A falta sempre usa suas armas, mas às vezes talvez a divina providência, talvez a compreensão, como dissesse algum filósofo, a paz interior, como dissesse algum monge, as armas que a falta usa para nos ferir trazem de volta as cores da alegria perdida, como um paraíso reconquistado.
Porque em um desses dias sofridos, de passar o dia gemendo e chorando nesse vale de lágrimas, bodejando contra a vida, esbarro com seu cheiro, um dos seus cheiros, muito mais que qualquer perfume, que me tomou de assalto enquanto eu juntava o que você esqueceu por aqui.

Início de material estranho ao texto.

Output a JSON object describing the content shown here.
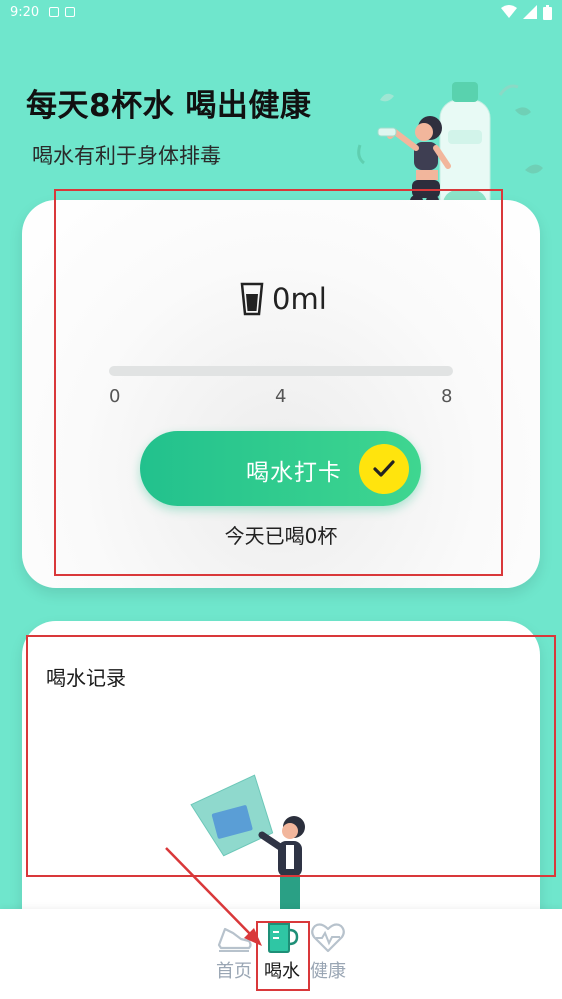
{
  "status_bar": {
    "time": "9:20"
  },
  "header": {
    "headline": "每天8杯水 喝出健康",
    "subline": "喝水有利于身体排毒"
  },
  "water_card": {
    "amount": "0ml",
    "progress_fraction": 0,
    "ticks": [
      "0",
      "4",
      "8"
    ],
    "checkin_label": "喝水打卡",
    "today_text": "今天已喝0杯"
  },
  "record_card": {
    "title": "喝水记录"
  },
  "bottom_nav": {
    "items": [
      {
        "label": "首页",
        "icon": "shoe-icon",
        "active": false
      },
      {
        "label": "喝水",
        "icon": "cup-icon",
        "active": true
      },
      {
        "label": "健康",
        "icon": "heart-pulse-icon",
        "active": false
      }
    ]
  },
  "colors": {
    "background": "#6fe6cc",
    "accent_green": "#22c18d",
    "check_yellow": "#ffe40d",
    "annotation_red": "#d9383a"
  }
}
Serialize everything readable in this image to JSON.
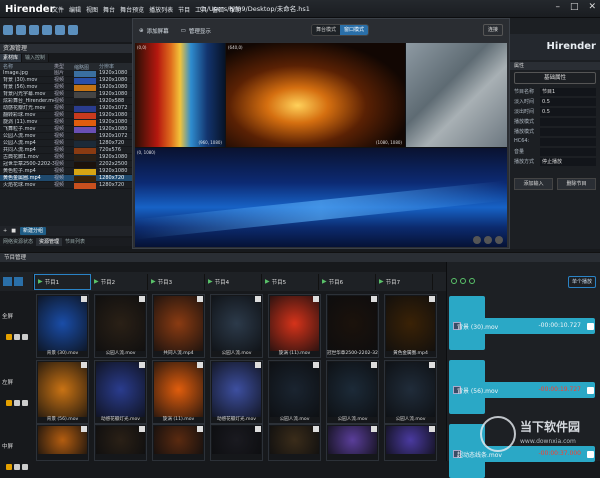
{
  "app": {
    "name": "Hirender",
    "filepath": "C:/Users/lyf09/Desktop/未命名.hs1"
  },
  "menu": [
    "文件",
    "编辑",
    "视图",
    "舞台",
    "舞台预览",
    "播放列表",
    "节目",
    "工具",
    "窗口",
    "帮助"
  ],
  "resources": {
    "title": "资源管理",
    "tabs": [
      "素材库",
      "输入控制"
    ],
    "columns": [
      "名称",
      "类型",
      "缩略图",
      "分辨率"
    ],
    "items": [
      {
        "name": "Image.jpg",
        "type": "图片",
        "res": "1920x1080"
      },
      {
        "name": "背景 (30).mov",
        "type": "视频",
        "res": "1920x1080"
      },
      {
        "name": "背景 (56).mov",
        "type": "视频",
        "res": "1920x1080"
      },
      {
        "name": "背景闪光字幕.mov",
        "type": "视频",
        "res": "1920x1080"
      },
      {
        "name": "炫彩舞台_Hirender.mov",
        "type": "视频",
        "res": "1920x588"
      },
      {
        "name": "动感花瓣灯光.mov",
        "type": "视频",
        "res": "1920x1072"
      },
      {
        "name": "翻转彩球.mov",
        "type": "视频",
        "res": "1920x1080"
      },
      {
        "name": "旋涡 (11).mov",
        "type": "视频",
        "res": "1920x1080"
      },
      {
        "name": "飞舞粒子.mov",
        "type": "视频",
        "res": "1920x1080"
      },
      {
        "name": "公园人流.mov",
        "type": "视频",
        "res": "1920x1072"
      },
      {
        "name": "公园人流.mp4",
        "type": "视频",
        "res": "1280x720"
      },
      {
        "name": "共同人流.mp4",
        "type": "视频",
        "res": "720x576"
      },
      {
        "name": "古典花廊1.mov",
        "type": "视频",
        "res": "1920x1080"
      },
      {
        "name": "冠世华章2500-2202-32...",
        "type": "视频",
        "res": "2202x2500"
      },
      {
        "name": "黄色粒子.mp4",
        "type": "视频",
        "res": "1920x1080"
      },
      {
        "name": "黄色金属圈.mp4",
        "type": "视频",
        "res": "1280x720"
      },
      {
        "name": "火焰花球.mov",
        "type": "视频",
        "res": "1280x720"
      }
    ],
    "footer_button": "新建分组",
    "bottom_tabs": [
      "网络资源状态",
      "资源管理",
      "节目列表"
    ]
  },
  "preview": {
    "add_screen": "添加屏幕",
    "manage_screens": "管理显示",
    "mode_stage": "舞台模式",
    "mode_window": "窗口模式",
    "connect": "连接",
    "labels": {
      "v1": "(0,0)",
      "v2": "(640,0)",
      "v1_size": "(960, 1080)",
      "v2_size": "(1080, 1080)",
      "v4": "(0, 1080)"
    }
  },
  "properties": {
    "brand": "Hirender",
    "title": "属性",
    "tab": "基础属性",
    "rows": [
      {
        "k": "节目名称",
        "v": "节目1"
      },
      {
        "k": "淡入时间",
        "v": "0.5"
      },
      {
        "k": "淡出时间",
        "v": "0.5"
      },
      {
        "k": "播放模式",
        "v": ""
      },
      {
        "k": "播放模式",
        "v": ""
      },
      {
        "k": "HC64:",
        "v": ""
      },
      {
        "k": "音量",
        "v": ""
      },
      {
        "k": "播放方式",
        "v": "停止播放"
      }
    ],
    "buttons": [
      "添加输入",
      "删除节目"
    ]
  },
  "cues": {
    "title": "节目管理",
    "tabs": [
      "节目1",
      "节目2",
      "节目3",
      "节目4",
      "节目5",
      "节目6",
      "节目7"
    ],
    "rows": [
      {
        "label": "全屏",
        "items": [
          {
            "cap": "背景 (30).mov",
            "c": "#1a4da8"
          },
          {
            "cap": "公园人流.mov",
            "c": "#2a2016"
          },
          {
            "cap": "共同人流.mp4",
            "c": "#8a3b12"
          },
          {
            "cap": "公园人流.mov",
            "c": "#2c3a4a"
          },
          {
            "cap": "旋涡 (11).mov",
            "c": "#d6331a"
          },
          {
            "cap": "冠世华章2500-2202-32...",
            "c": "#1b120c"
          },
          {
            "cap": "黄色金属圈.mp4",
            "c": "#3a2206"
          }
        ]
      },
      {
        "label": "左屏",
        "items": [
          {
            "cap": "背景 (56).mov",
            "c": "#c97314"
          },
          {
            "cap": "动感花瓣灯光.mov",
            "c": "#2a3c8e"
          },
          {
            "cap": "旋涡 (11).mov",
            "c": "#e05d0d"
          },
          {
            "cap": "动感花瓣灯光.mov",
            "c": "#3d4fa0"
          },
          {
            "cap": "公园人流.mov",
            "c": "#1a2430"
          },
          {
            "cap": "公园人流.mov",
            "c": "#1c2a38"
          },
          {
            "cap": "公园人流.mov",
            "c": "#202c3a"
          }
        ]
      },
      {
        "label": "中屏",
        "items": [
          {
            "cap": "",
            "c": "#b35d10"
          },
          {
            "cap": "",
            "c": "#2a2016"
          },
          {
            "cap": "",
            "c": "#5a2a10"
          },
          {
            "cap": "",
            "c": "#1a1a20"
          },
          {
            "cap": "",
            "c": "#3a2c1a"
          },
          {
            "cap": "",
            "c": "#5a3e9a"
          },
          {
            "cap": "",
            "c": "#4a3aa0"
          }
        ]
      }
    ]
  },
  "playlist": {
    "mode_button": "单个播放",
    "items": [
      {
        "name": "背景 (30).mov",
        "time": "-00:00:10.727",
        "red": false
      },
      {
        "name": "背景 (56).mov",
        "time": "-00:00:19.727",
        "red": true
      },
      {
        "name": "超动态线条.mov",
        "time": "-00:00:37.000",
        "red": true
      }
    ]
  },
  "watermark": {
    "title": "当下软件园",
    "url": "www.downxia.com"
  }
}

Os cheiros, quando abrem o guarda-roupas da memória, também são uma biblioteca de emoções, porque nunca vêm sozinhos.
Preso naquele cheiro, porque não era perfume, era cheiro, fui arrebatado como talvez sejam os profetas, para alguma coisa que certamente não consigo exprimir, porque é uma linguagem que vai muito além das palavras, mas que qualquer pessoa que sabe o que é sentir também sabe o que é.
A alegria dos cegos em uma catedral antiga, talvez, foi como me senti ali, queimando na pele as cores do sol atravessando as chagas de Cristo desenhadas em vitrais coloridos.
Porque ali existe, (- a voz de um anjo sussurrou no meu ouvido -) existe a glória do encontro com o sublime do coração em chamas, consumido pelo amor, que mesmo morto, sabe dos milagres de ser ressuscitado e morrer perdido nas gavetas mais uma vez, até outro dia, até outra sorte.